Viele mittelständische Unternehmen in Deutschland sind Weltmarktführer auf ihrem Gebiet oder werden als Hidden Champions gelobt. Mit Fleiß und technischer Kompetenz steht Deutschland als robuster Industriestandort mit hohem Qualitätsanspruch da. Diesen Zustand wollen wir erhalten. Traditionsunternehmen durchlaufen immer wieder Phasen, in denen sie sich ihrer „Kernkompetenzen“ besinnen. Wir identifizieren Stärken und Schwächen, um Unternehmen von innen heraus strategisch neu aufzustellen. Dabei kommt es nicht selten zu erheblichen Diskrepanzen mit Marktgegebenheiten und Kundenanforderungen. Außerdem entsteht eine gewisse Lethargie, da bestehende Kompetenzen lediglich genutzt, aber nicht zwingend weiterentwickelt werden. Manchmal fehlt es uns an Mut für radikale Veränderungen. Gerade in Deutschland gilt Solidität als Grundwert. Traditionelle Unternehmen treffen Entscheidungen, die sicher sind – ein gutes Geschäftsmodell muss so schnell wie möglich rentabel sein.
Der Druck steigt
Die Gefahr ist groß, dass uns die Zeit davonläuft. Neue Unternehmen kommen mit neuen Technologien auf den Markt, die das Potenzial haben, bestehende Strukturen zu zerstören – Disruption ist in aller Munde. Dabei keimt leise die Hoffnung, dass Firmen wie Tesla oder Zalando scheitern, gewissermaßen als Beweis dafür, dass es besser ist, an traditionellen und bewährten Vorgehensweisen festzuhalten. Seit der Einführung von ChatGPT hat jeder verstanden, dass an künstlicher Intelligenz kein Weg mehr vorbeiführt. Wie wir die Technologie für uns nutzen, anstatt sie vor Angst abzulehnen, fällt vielen allerdings noch schwer.
Disruptiv Denken
Disruptive Geschäftsmodelle entstehen nicht der Zerstörung anderer Unternehmen wegen. Vielmehr geht es um die Beantwortung der elementaren Frage: Was kann ich tun, um dem Kunden einen Nutzen zu bieten? Und: Welche Technologie kann ich anwenden, um dies so effizient und effektiv wie möglich zu erreichen? Genau diese Herangehensweise stellt etablierte Unternehmen vor große Probleme. Die erfolgreich herausgearbeiteten Kernkompetenzen des Unternehmens sind plötzlich für die Lösung der identifizierten Kundenprobleme nicht mehr relevant.

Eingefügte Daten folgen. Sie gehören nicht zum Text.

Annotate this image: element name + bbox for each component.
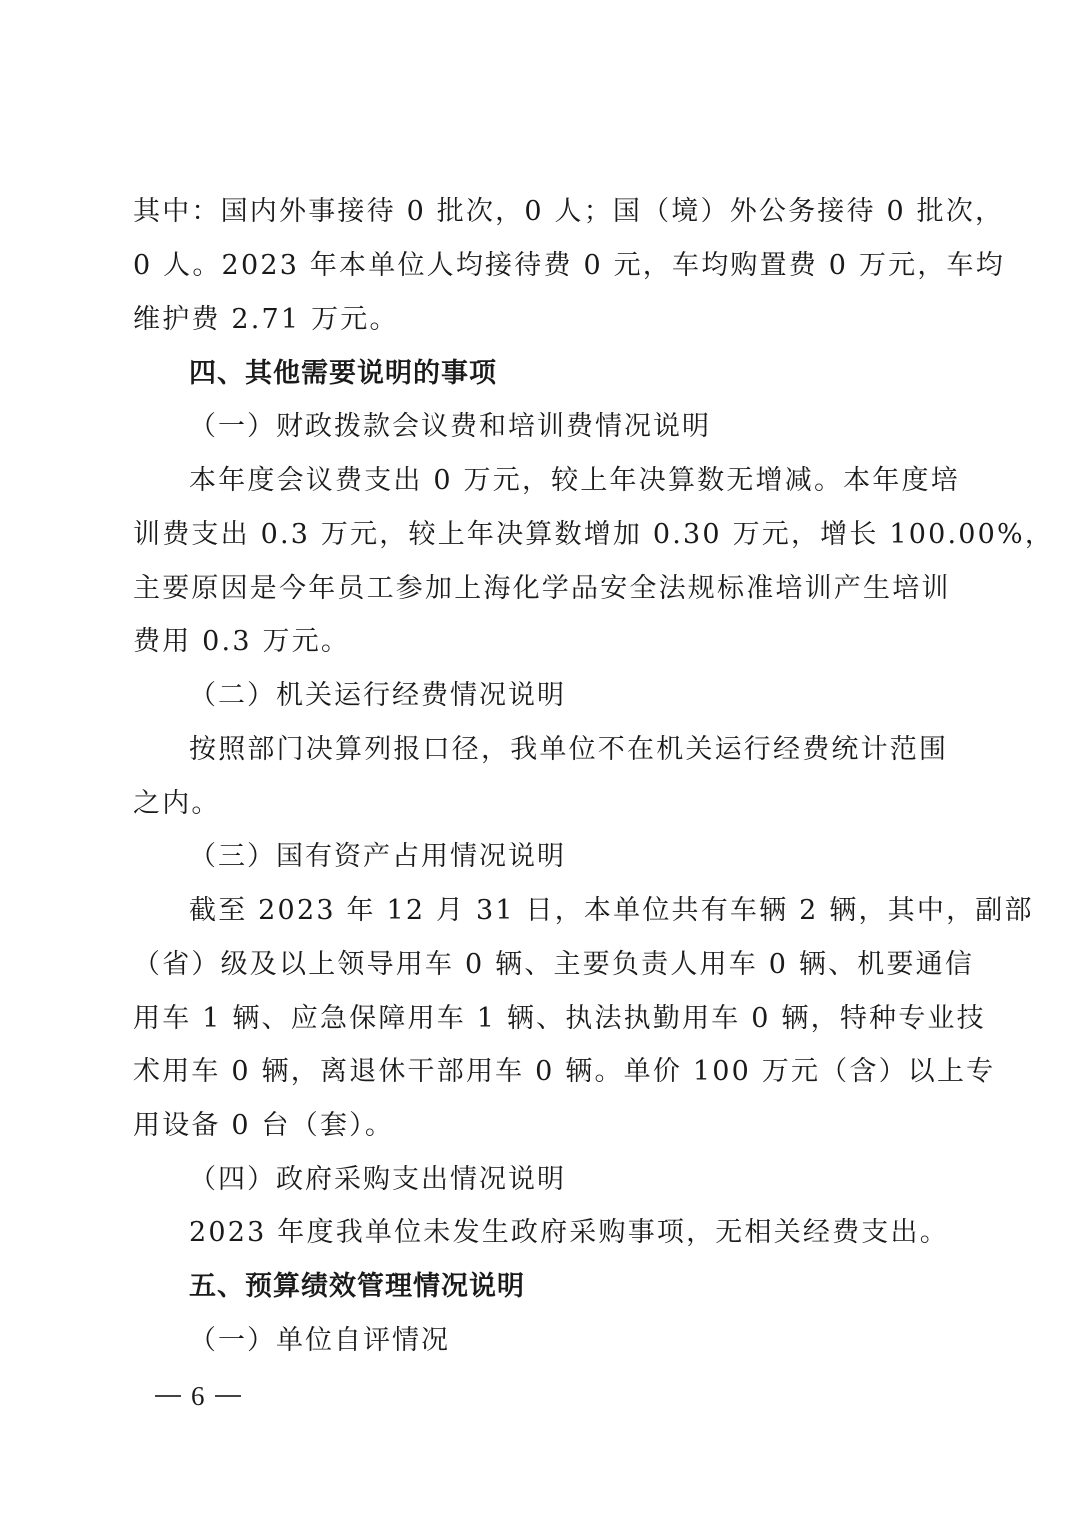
page-footer: 6 [155, 1376, 241, 1416]
dash-left [155, 1395, 181, 1397]
paragraph-line: 之内。 [133, 784, 943, 824]
paragraph-line: 截至 2023 年 12 月 31 日，本单位共有车辆 2 辆，其中，副部 [189, 891, 943, 931]
subsection-heading: （三）国有资产占用情况说明 [189, 837, 943, 877]
subsection-heading: （一）财政拨款会议费和培训费情况说明 [189, 407, 943, 447]
paragraph-line: （省）级及以上领导用车 0 辆、主要负责人用车 0 辆、机要通信 [133, 945, 943, 985]
section-heading: 四、其他需要说明的事项 [189, 354, 943, 394]
paragraph-line: 维护费 2.71 万元。 [133, 300, 943, 340]
subsection-heading: （一）单位自评情况 [189, 1321, 943, 1361]
paragraph-line: 费用 0.3 万元。 [133, 622, 943, 662]
paragraph-line: 按照部门决算列报口径，我单位不在机关运行经费统计范围 [189, 730, 943, 770]
page-number: 6 [191, 1376, 205, 1416]
paragraph-line: 用设备 0 台（套）。 [133, 1106, 943, 1146]
paragraph-line: 其中：国内外事接待 0 批次，0 人；国（境）外公务接待 0 批次， [133, 192, 943, 232]
paragraph-line: 用车 1 辆、应急保障用车 1 辆、执法执勤用车 0 辆，特种专业技 [133, 999, 943, 1039]
subsection-heading: （四）政府采购支出情况说明 [189, 1160, 943, 1200]
paragraph-line: 主要原因是今年员工参加上海化学品安全法规标准培训产生培训 [133, 569, 943, 609]
paragraph-line: 训费支出 0.3 万元，较上年决算数增加 0.30 万元，增长 100.00%， [133, 515, 943, 555]
section-heading: 五、预算绩效管理情况说明 [189, 1267, 943, 1307]
paragraph-line: 2023 年度我单位未发生政府采购事项，无相关经费支出。 [189, 1213, 943, 1253]
paragraph-line: 0 人。2023 年本单位人均接待费 0 元，车均购置费 0 万元，车均 [133, 246, 943, 286]
subsection-heading: （二）机关运行经费情况说明 [189, 676, 943, 716]
paragraph-line: 本年度会议费支出 0 万元，较上年决算数无增减。本年度培 [189, 461, 943, 501]
paragraph-line: 术用车 0 辆，离退休干部用车 0 辆。单价 100 万元（含）以上专 [133, 1052, 943, 1092]
dash-right [215, 1395, 241, 1397]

Um disruptiv zu denken, können wir die Dinge nicht wie gewohnt von innen heraus und evolutionär weiterführen, sondern müssen unser Verhalten drastisch neu programmieren.
Impuls von außen
Radikale Impulse kommen selten von innen. Das haben viele Unternehmen bereits erkannt. Das Festhalten am Zwang zum Erfolg führt dazu, dass neue, über die Grenzen der eigenen Kompetenz ragende Modelle nicht angedacht oder ausprobiert werden. Zu sehr wollen wir an vermeintlich realistische und machbare Konzepte glauben. Fragt man jedoch zu früh nach den Erfolgsaussichten innovativer Konzepte, werden diese nicht in Angriff genommen.
Die Wucht der Veränderung
Mittlerweile nehmen die meisten Unternehmen Startups und die Ideen aus anderen Sektoren ernst und blicken über den eigenen inhaltlichen Horizont hinaus. So erkennen Maschinenbauer die Möglichkeiten der Cloud und entwickeln sich in Richtung von Serviceanbietern, ähnlich wie es Computer- und Softwarehersteller schon seit geraumer Zeit tun. Aber wir müssen unser Verhalten wesentlich stärker ändern, wollen wir mit der Wucht neuer Geschäftsmodelle aus anderen Regionen der Welt mithalten. Ein etablierter Konzern muss sich sehr gut überlegen, wie stark ein Team, das an neuen Ideen und Modellen arbeiten soll, in die Konzernstrukturen eingebunden ist. Außerdem muss die Konzernspitze aktiv an der Entwicklung neuer Modelle teilhaben, um zu erkennen, welche strategischen Implikationen diese auf das Basisgeschäft haben können, ohne gleichzeitig aus Angst vor interner Gefahr auf die Bremse zu treten.
Freiraum
Finanzieller und zeitlicher Freiraum müssen so geschaffen werden, dass Dinge entwickelt, ausprobiert und bei Bedarf auch wieder eingestampft werden können. Aktionäre erlauben etablierten Konzernen keine Verluste. Doch diese müssen in Kauf genommen werden, um neue Ideen zu spinnen. Vielleicht ist eine Idee dabei, die den Unternehmenserfolg in den sich so rasant ändernden Zeiten sichert. Und wenn es schief geht, nimmt man die Erfahrung für die nächste Idee mit.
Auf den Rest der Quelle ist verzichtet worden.